Un long combat des députés socialistes est en passe d’aboutir : la réforme de la garde à vue. Avec la multiplication des lois pénales, cette contrainte policière peu encadrée, s’est totalement banalisée : 900 000, rien que pour l’année 2010, avec une myriade d’abus. A la suite de plusieurs condamnations de la France devant la cour européenne des droits de l’homme, le Conseil constitutionnel a jugé illégales les lois qui régissent la garde à vue et sommé le gouvernement de les réformer. C’est l’origine du projet de loi soumis à l’Assemblée à partir du 18 janvier. Sa présentation est en soi une victoire contre une procédure arbitraire devenue trop souvent abusive. Ses avancées sont en revanche microscopiques. Elles se résument, pour l’essentiel, au droit d’être assisté d’un avocat dès le début de la garde à vue.
Je vous invite à retrouver l'analyse faite par Dominique RAIMBOURG, député de Loire-Atlantique et porte-parole du groupe socialiste sur le texte.

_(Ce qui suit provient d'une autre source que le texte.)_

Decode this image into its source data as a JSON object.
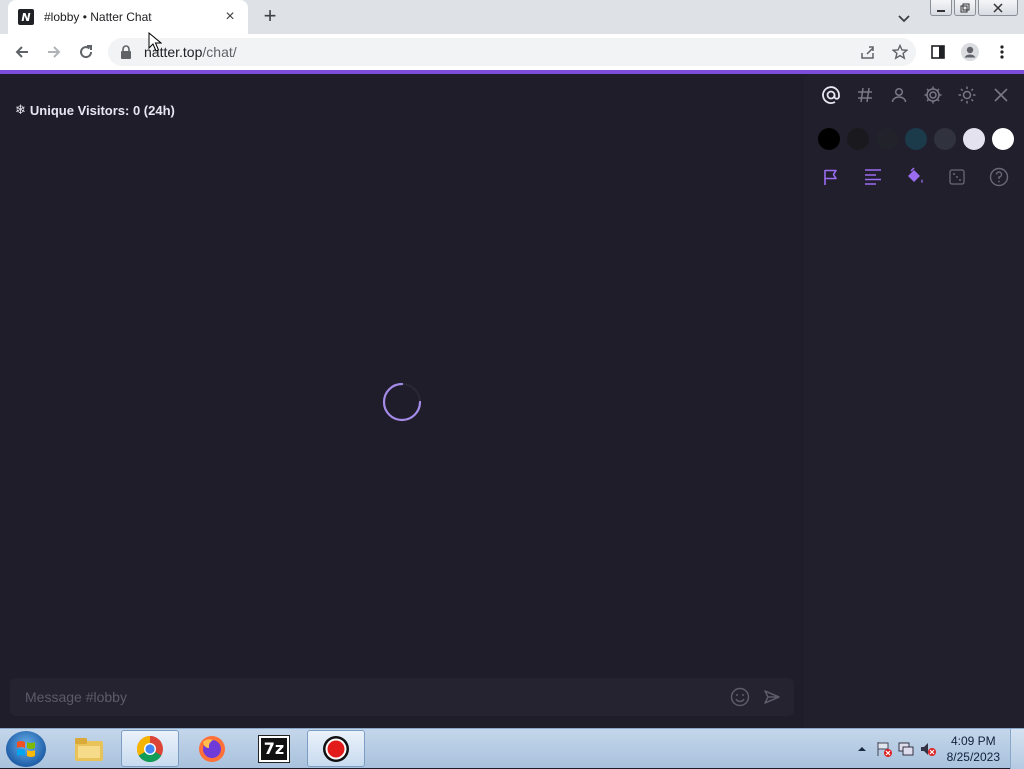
{
  "browser": {
    "tab_title": "#lobby • Natter Chat",
    "favicon_letter": "N",
    "url_host": "natter.top",
    "url_path": "/chat/"
  },
  "app": {
    "visitors_icon": "❄",
    "visitors_text": "Unique Visitors: 0 (24h)",
    "composer_placeholder": "Message #lobby",
    "accent_color": "#7c4ddb"
  },
  "sidebar": {
    "top_icons": [
      "at-icon",
      "hash-icon",
      "user-icon",
      "gear-icon",
      "sun-icon",
      "close-icon"
    ],
    "swatches": [
      "#000000",
      "#1a1a1e",
      "#22222a",
      "#1b3a4a",
      "#30323e",
      "#e4e2ee",
      "#ffffff"
    ],
    "tool_icons": [
      "flag-icon",
      "align-left-icon",
      "paint-bucket-icon",
      "dice-icon",
      "help-icon"
    ]
  },
  "taskbar": {
    "time": "4:09 PM",
    "date": "8/25/2023",
    "app_7z_label": "7z"
  }
}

Le nombre des gardes à vue a explosé durant les dix dernières années
Le nombre de gardes à vue a quasiment doublé depuis les années 2000 pour atteindre aujourd'hui environ 750 000 à 800 000 si l'on y inclut les gardes à vue pour les infractions routières. Cette augmentation a deux origines principales : tout d'abord la loi du 15 juin 2000 qui a prévu au profit de la personne gardée à vue des droits. Pour éviter toute critique, les officiers de police judiciaire (OPJ) ont donc placé en garde à vue toute personne interrogée après arrestation. Par ailleurs le ministre de l'intérieur devenu l'actuel président de la république a eu la mauvaise idée de faire du nombre de gardes à vue un indicateur de l'activité policière.

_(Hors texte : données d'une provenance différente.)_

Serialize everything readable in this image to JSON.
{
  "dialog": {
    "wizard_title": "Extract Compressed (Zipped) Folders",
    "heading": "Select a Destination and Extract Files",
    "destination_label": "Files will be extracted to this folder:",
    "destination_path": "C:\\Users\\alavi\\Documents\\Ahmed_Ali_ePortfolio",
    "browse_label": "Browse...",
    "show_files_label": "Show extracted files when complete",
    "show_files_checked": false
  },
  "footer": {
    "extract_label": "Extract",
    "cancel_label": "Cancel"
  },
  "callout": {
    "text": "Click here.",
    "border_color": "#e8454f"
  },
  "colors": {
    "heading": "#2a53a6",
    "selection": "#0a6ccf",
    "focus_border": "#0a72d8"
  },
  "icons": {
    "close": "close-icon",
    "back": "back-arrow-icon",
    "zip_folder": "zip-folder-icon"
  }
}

L’arrivée d’une série de décisions de justice exigeant une réforme de la garde à vue.
Dans le même temps la Cour Européenne Des Droits De L'Homme (CEDH), d'arrêt en arrêt, affirmait progressivement la nécessité de l'intervention d'un avocat auprès du gardé à vue.
Au plan national, le Conseil constitutionnel a, le 30/07/2010, déclaré non conforme à la constitution la procédure de garde à vue. Le fondement de cette censure est non seulement l'absence effective d'un avocat lors des interrogatoires, mais encore le recours accru à la garde à vue notamment pour des infractions mineures. À la suite, la Cour de Cassation a rendu trois arrêts le 19/10/2010 allant dans le même sens.

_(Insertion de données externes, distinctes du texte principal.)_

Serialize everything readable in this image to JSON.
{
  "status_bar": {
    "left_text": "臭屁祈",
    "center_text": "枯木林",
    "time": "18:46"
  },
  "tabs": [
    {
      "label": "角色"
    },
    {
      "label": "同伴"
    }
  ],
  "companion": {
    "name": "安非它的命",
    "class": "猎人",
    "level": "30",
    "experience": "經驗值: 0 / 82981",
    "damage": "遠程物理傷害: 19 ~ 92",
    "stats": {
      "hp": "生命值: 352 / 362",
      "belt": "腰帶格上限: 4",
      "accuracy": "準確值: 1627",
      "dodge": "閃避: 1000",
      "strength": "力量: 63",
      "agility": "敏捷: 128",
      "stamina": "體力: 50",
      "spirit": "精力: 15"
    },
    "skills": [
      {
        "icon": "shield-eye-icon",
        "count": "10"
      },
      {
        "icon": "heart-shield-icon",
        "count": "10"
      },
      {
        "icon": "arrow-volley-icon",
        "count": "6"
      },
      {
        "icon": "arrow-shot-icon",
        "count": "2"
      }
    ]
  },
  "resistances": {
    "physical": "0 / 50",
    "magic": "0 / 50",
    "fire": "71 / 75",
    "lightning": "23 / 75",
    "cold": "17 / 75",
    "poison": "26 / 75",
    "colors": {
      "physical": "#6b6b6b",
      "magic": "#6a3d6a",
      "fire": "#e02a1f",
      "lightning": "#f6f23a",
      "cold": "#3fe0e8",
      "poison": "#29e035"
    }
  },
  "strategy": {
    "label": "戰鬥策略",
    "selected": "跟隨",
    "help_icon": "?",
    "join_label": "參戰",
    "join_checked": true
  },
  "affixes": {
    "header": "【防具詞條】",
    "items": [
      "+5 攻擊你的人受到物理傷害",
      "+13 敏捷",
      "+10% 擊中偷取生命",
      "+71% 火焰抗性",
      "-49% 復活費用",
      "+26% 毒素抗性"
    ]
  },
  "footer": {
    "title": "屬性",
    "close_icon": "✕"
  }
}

Un projet de réforme tardif et incomplet.
À l'évidence ni le Président de la république, ni le gouvernement n'ont pris la mesure de la difficulté. Tout d'abord ce n'est que dans le courant de l'année 2010 que les gardes à vue ont cessé d'être un indicateur de l'efficacité policière. Ensuite, à l'exception de la loi pénitentiaire, toutes les réformes de procédure pénale achevées ou en cours ont visé soit à l'aggravation de la répression, soit à la suppression des magistrats indépendants que sont les juges d'instruction.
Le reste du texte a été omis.